Existing synthetic data generation solutions [7,8,9] are most often optimized to generate data that closely resembles original data while preserving the privacy of the data, thus opting to keep the same properties of the data. These types of solutions are focused primarily on addressing the challenge of testing or analysis of proprietary data by third party services while complying with regulatory requirements. To evaluate these tools, models are trained using synthesized data, then compared to the their performance with the original data, with the goal of achieving comparable predictive performance.

Datomize’s revolutionary approach leverages synthetic data to dramatically improve the performance of ML models. Using deep learning technology, Datomize creates and trains a generative model on the fly, and then generates new data instances enabling control over variability, balance and bias. As a result, the evaluation of Datomize’s rich, augmented data set is successful only once the performance of trained models using the synthetic data outperforms the performance of models trained with the original datasets.

Datomize supports tabular and sequence data (time series), various data types, e.g. categorial, numeric, continuous, dates, etc., and is totally agnostic to the model at use. The Datomize platform requires minimal input from the user, is easy to deploy, and it automatically learns the dependencies within the data.
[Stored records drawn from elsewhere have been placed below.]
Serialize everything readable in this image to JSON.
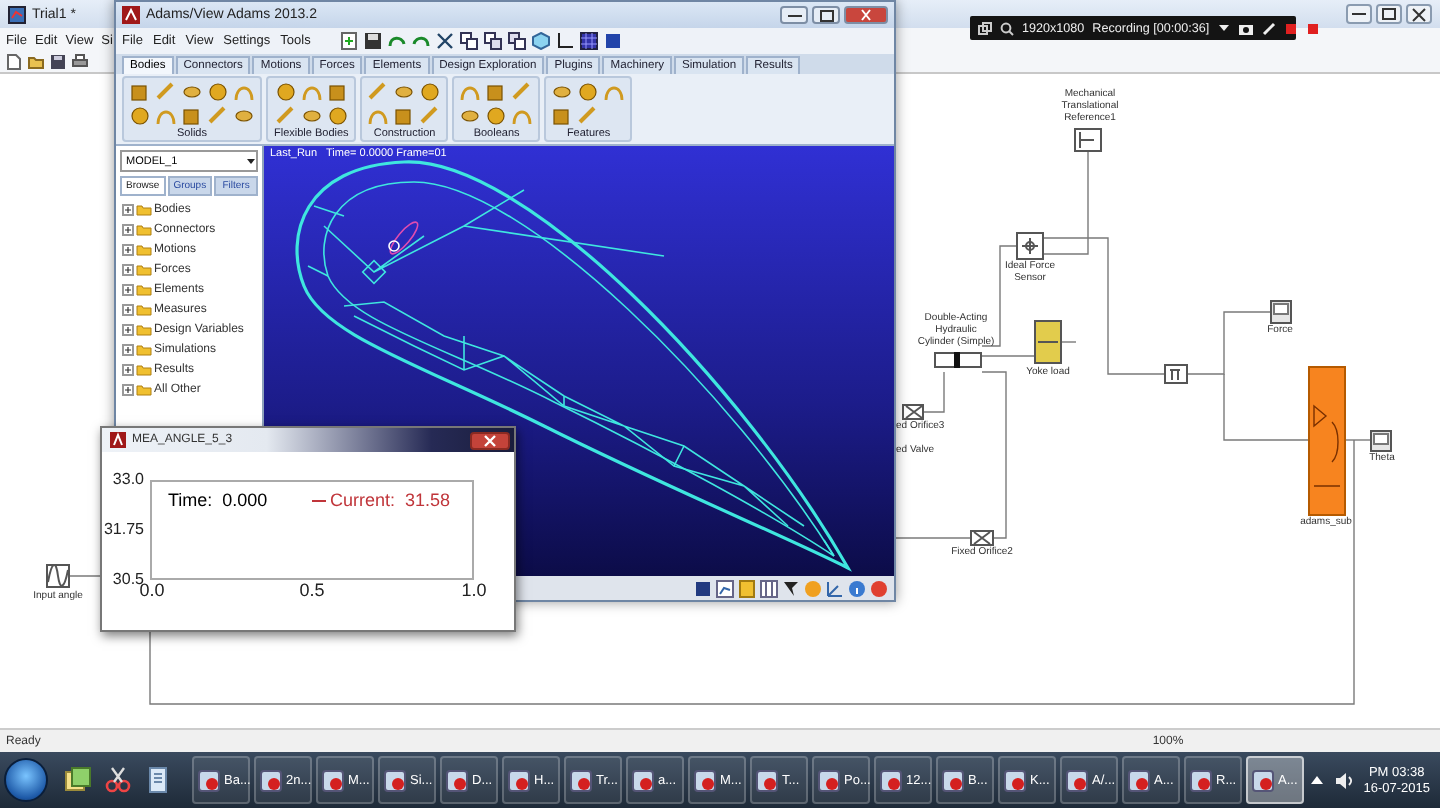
{
  "simulink_window": {
    "title": "Trial1 *",
    "menu": [
      "File",
      "Edit",
      "View",
      "Si"
    ],
    "blocks": [
      {
        "kind": "reference",
        "label": "Mechanical Translational Reference1"
      },
      {
        "kind": "sensor",
        "label": "Ideal Force Sensor"
      },
      {
        "kind": "cylinder",
        "label": "Double-Acting Hydraulic Cylinder (Simple)"
      },
      {
        "kind": "load",
        "label": "Yoke load"
      },
      {
        "kind": "scope",
        "label": "Force"
      },
      {
        "kind": "product"
      },
      {
        "kind": "orifice",
        "label": "ed Orifice3"
      },
      {
        "kind": "text",
        "label": "ed Valve"
      },
      {
        "kind": "subsystem",
        "label": "adams_sub"
      },
      {
        "kind": "scope",
        "label": "Theta"
      },
      {
        "kind": "orifice",
        "label": "Fixed Orifice2"
      },
      {
        "kind": "source",
        "label": "Input angle"
      }
    ],
    "status": [
      "Ready",
      "100%"
    ]
  },
  "adams_window": {
    "title": "Adams/View Adams 2013.2",
    "menu": [
      "File",
      "Edit",
      "View",
      "Settings",
      "Tools"
    ],
    "tabs": [
      {
        "label": "Bodies",
        "selected": true
      },
      {
        "label": "Connectors",
        "selected": false
      },
      {
        "label": "Motions",
        "selected": false
      },
      {
        "label": "Forces",
        "selected": false
      },
      {
        "label": "Elements",
        "selected": false
      },
      {
        "label": "Design Exploration",
        "selected": false
      },
      {
        "label": "Plugins",
        "selected": false
      },
      {
        "label": "Machinery",
        "selected": false
      },
      {
        "label": "Simulation",
        "selected": false
      },
      {
        "label": "Results",
        "selected": false
      }
    ],
    "groups": [
      "Solids",
      "Flexible Bodies",
      "Construction",
      "Booleans",
      "Features"
    ],
    "model": "MODEL_1",
    "browser_tabs": [
      {
        "label": "Browse",
        "selected": true
      },
      {
        "label": "Groups",
        "selected": false
      },
      {
        "label": "Filters",
        "selected": false
      }
    ],
    "tree": [
      {
        "label": "Bodies",
        "expanded": false
      },
      {
        "label": "Connectors",
        "expanded": false
      },
      {
        "label": "Motions",
        "expanded": false
      },
      {
        "label": "Forces",
        "expanded": false
      },
      {
        "label": "Elements",
        "expanded": false
      },
      {
        "label": "Measures",
        "expanded": false
      },
      {
        "label": "Design Variables",
        "expanded": false
      },
      {
        "label": "Simulations",
        "expanded": false
      },
      {
        "label": "Results",
        "expanded": false
      },
      {
        "label": "All Other",
        "expanded": false
      }
    ],
    "viewport_caption": "Last_Run   Time= 0.0000 Frame=01"
  },
  "plot_window": {
    "title": "MEA_ANGLE_5_3",
    "yticks": [
      "33.0",
      "31.75",
      "30.5"
    ],
    "xticks": [
      "0.0",
      "0.5",
      "1.0"
    ],
    "time": "Time:  0.000",
    "current": "Current:  31.58"
  },
  "recorder_bar": {
    "resolution": "1920x1080",
    "status": "Recording [00:00:36]"
  },
  "taskbar": {
    "items": [
      {
        "label": "Ba...",
        "selected": false
      },
      {
        "label": "2n...",
        "selected": false
      },
      {
        "label": "M...",
        "selected": false
      },
      {
        "label": "Si...",
        "selected": false
      },
      {
        "label": "D...",
        "selected": false
      },
      {
        "label": "H...",
        "selected": false
      },
      {
        "label": "Tr...",
        "selected": false
      },
      {
        "label": "a...",
        "selected": false
      },
      {
        "label": "M...",
        "selected": false
      },
      {
        "label": "T...",
        "selected": false
      },
      {
        "label": "Po...",
        "selected": false
      },
      {
        "label": "12...",
        "selected": false
      },
      {
        "label": "B...",
        "selected": false
      },
      {
        "label": "K...",
        "selected": false
      },
      {
        "label": "A/...",
        "selected": false
      },
      {
        "label": "A...",
        "selected": false
      },
      {
        "label": "R...",
        "selected": false
      },
      {
        "label": "A...",
        "selected": true
      }
    ],
    "clock": {
      "time": "PM 03:38",
      "date": "16-07-2015"
    }
  }
}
During the analysis phase Datomize imports the original data, automatically analyses the structure and dependencies of the data, and then applies autoencoders to encodes the data to latent representation. Datomize then creates and trains the deep generative model using the encoding results. During the generation phase, data is generated and decoded back to the original format.




[1] Baum, E. B., & Haussler, D. (1989). What size net gives valid generalization?. Neural computation, 1(1), 151-160.
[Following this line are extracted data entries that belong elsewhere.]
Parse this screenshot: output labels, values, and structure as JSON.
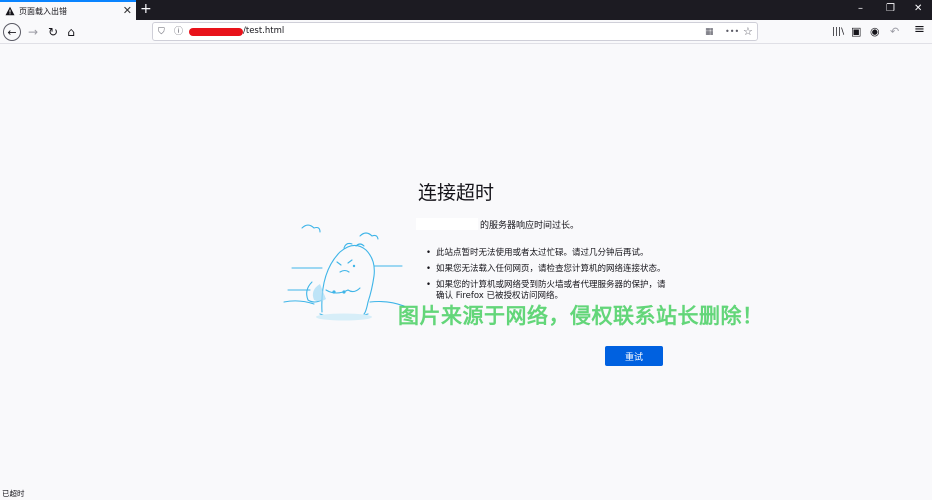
{
  "browser": {
    "tab": {
      "title": "页面载入出错",
      "close_glyph": "✕"
    },
    "new_tab_glyph": "+",
    "window_controls": {
      "minimize": "–",
      "restore": "❐",
      "close": "✕"
    },
    "nav": {
      "back": "←",
      "forward": "→",
      "reload": "↻",
      "home": "⌂"
    },
    "url": {
      "path": "/test.html",
      "shield": "⛉",
      "info": "ⓘ"
    },
    "url_actions": {
      "qr": "▦",
      "more": "•••",
      "bookmark": "☆"
    },
    "toolbar": {
      "library": "|||\\",
      "sidebar": "▣",
      "account": "◉",
      "undo": "↶",
      "menu": "≡"
    }
  },
  "error_page": {
    "title": "连接超时",
    "description": "的服务器响应时间过长。",
    "bullets": [
      "此站点暂时无法使用或者太过忙碌。请过几分钟后再试。",
      "如果您无法载入任何网页，请检查您计算机的网络连接状态。",
      "如果您的计算机或网络受到防火墙或者代理服务器的保护，请确认 Firefox 已被授权访问网络。"
    ],
    "retry_label": "重试"
  },
  "watermark": "图片来源于网络，侵权联系站长删除！",
  "status_bar": "已超时",
  "colors": {
    "accent": "#0061e0",
    "tab_accent": "#0a84ff",
    "titlebar": "#1c1b22",
    "watermark": "#28c846",
    "illustration": "#3fb5e8"
  }
}
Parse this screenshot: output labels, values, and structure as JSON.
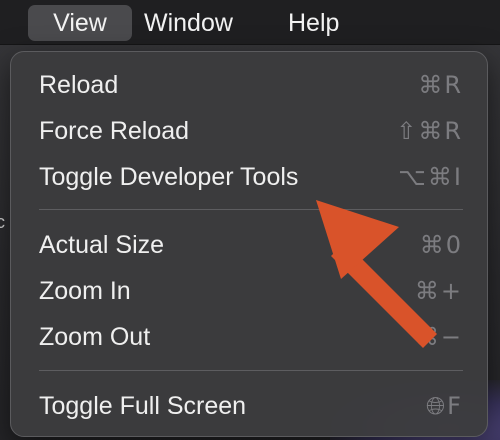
{
  "menubar": {
    "items": [
      {
        "label": "View",
        "active": true
      },
      {
        "label": "Window",
        "active": false
      },
      {
        "label": "Help",
        "active": false
      }
    ]
  },
  "menu": {
    "groups": [
      [
        {
          "label": "Reload",
          "shortcut": "⌘R"
        },
        {
          "label": "Force Reload",
          "shortcut": "⇧⌘R"
        },
        {
          "label": "Toggle Developer Tools",
          "shortcut": "⌥⌘I"
        }
      ],
      [
        {
          "label": "Actual Size",
          "shortcut": "⌘0"
        },
        {
          "label": "Zoom In",
          "shortcut": "⌘+"
        },
        {
          "label": "Zoom Out",
          "shortcut": "⌘−"
        }
      ],
      [
        {
          "label": "Toggle Full Screen",
          "shortcut": "🌐︎F"
        }
      ]
    ]
  },
  "annotation": {
    "arrow_color": "#d9532a",
    "arrow_target": "Toggle Developer Tools"
  },
  "background": {
    "fragment_left": "c"
  },
  "colors": {
    "menubar_bg": "#1f1f21",
    "menu_bg": "#3c3c3e",
    "active_item": "#4a4a4d",
    "shortcut_text": "#7c7c80"
  }
}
[2] Balki, I., Amirabadi, A., Levman, J., Martel, A. L., Emersic, Z., Meden, B., … & Tyrrell, P. N. (2019). Sample-size determination methodologies for machine learning in medical imaging research: a systematic review. Canadian Association of Radiologists Journal, 70(4), 344-353.for a review of studies

[3] F. Zhuang et al., “A Comprehensive Survey on Transfer Learning,” in Proceedings of the IEEE, vol. 109, no. 1, pp. 43-76, Jan. 2021, doi: 10.1109/JPROC.2020.3004555.

[4] Connor Shorten and Taghi M Khoshgoftaar. A survey on image data augmentation for deep learning. Journal of Big Data, 6(1):60, 2019

[5] Xu, Y., Noy, A., Lin, M., Qian, Q., Li, H., & Jin, R. (2020). WeMix: How to Better Utilize Data Augmentation. arXiv preprint arXiv:2010.01267.
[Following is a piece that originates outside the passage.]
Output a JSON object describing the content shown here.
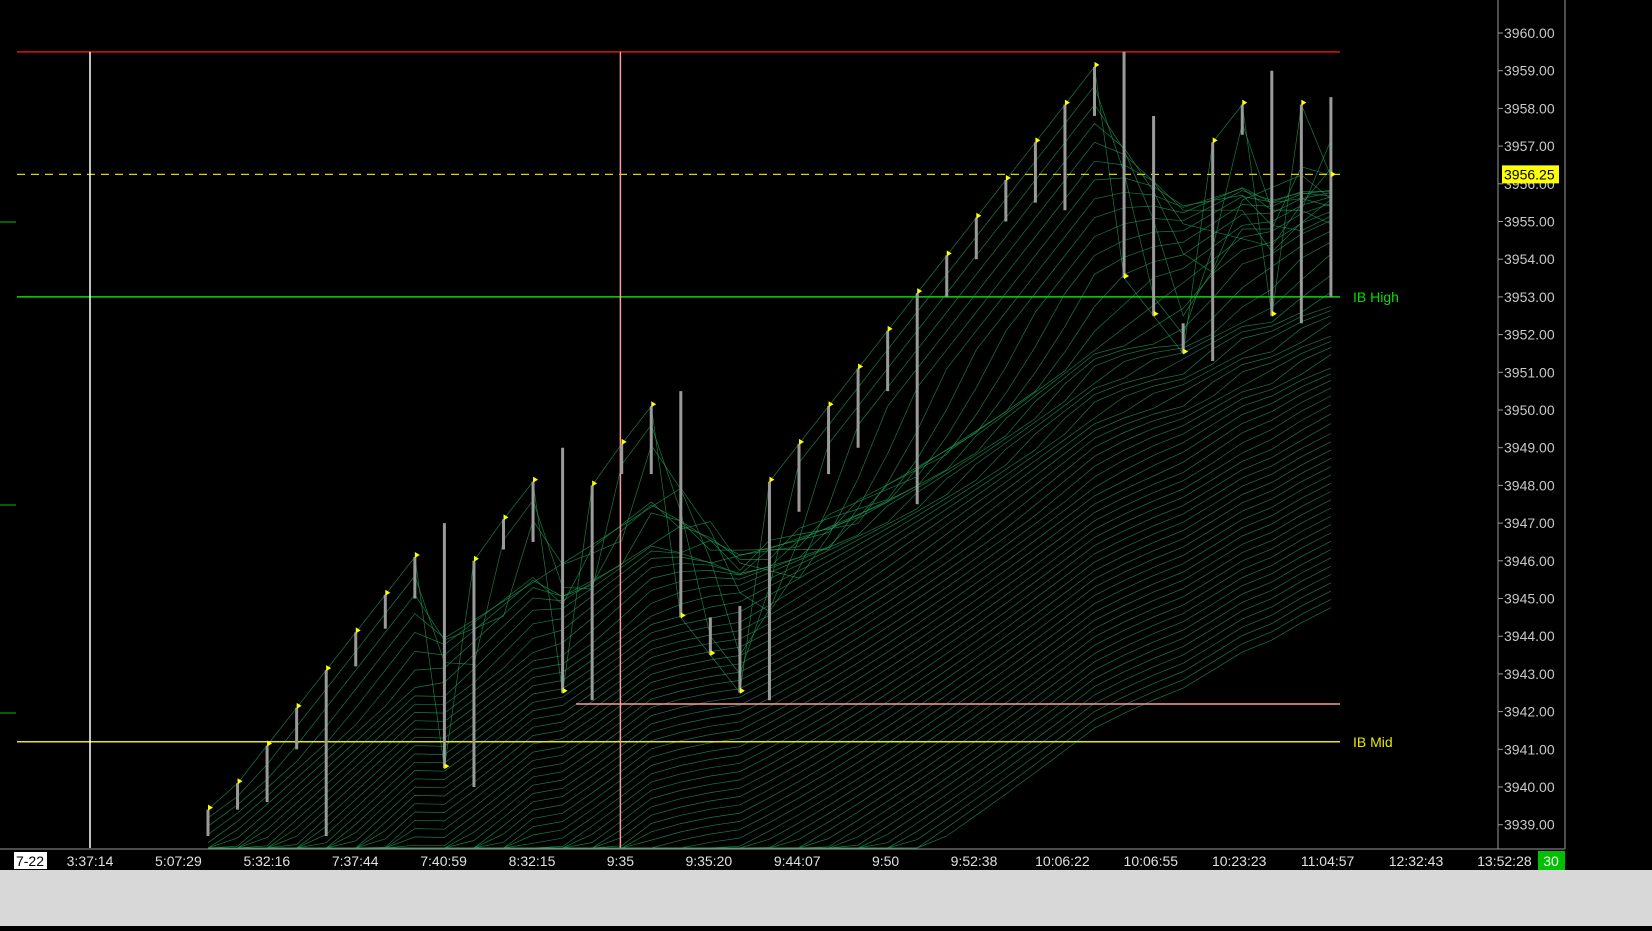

[6] Aditi Raghunathan, Sang Michael Xie, Fanny Yang, John Duchi, and Percy Liang. Understanding and mitigating the tradeoff between robustness and accuracy. arXiv preprint arXiv:2002.10716, 2020.

[7] Assefa, S. A., Dervovic, D., Mahfouz, M., Tillman, R. E., Reddy, P., & Veloso, M. (2020, October). Generating synthetic data in finance: opportunities, challenges and pitfalls. In Proceedings of the First ACM International Conference on AI in Finance (pp. 1-8).

[8] Abay, N. C., Zhou, Y., Kantarcioglu, M., Thuraisingham, B., & Sweeney, L. (2018, September). Privacy preserving synthetic data release using deep learning. In Joint European Conference on Machine Learning and Knowledge Discovery in Databases (pp. 510-526). Springer, Cham.

[9] Hittmeir, M., Ekelhart, A., & Mayer, R. (2019, August). On the utility of synthetic data: An empirical evaluation on machine learning tasks. In Proceedings of the 14th International Conference on Availability, Reliability and Security (pp. 1-6).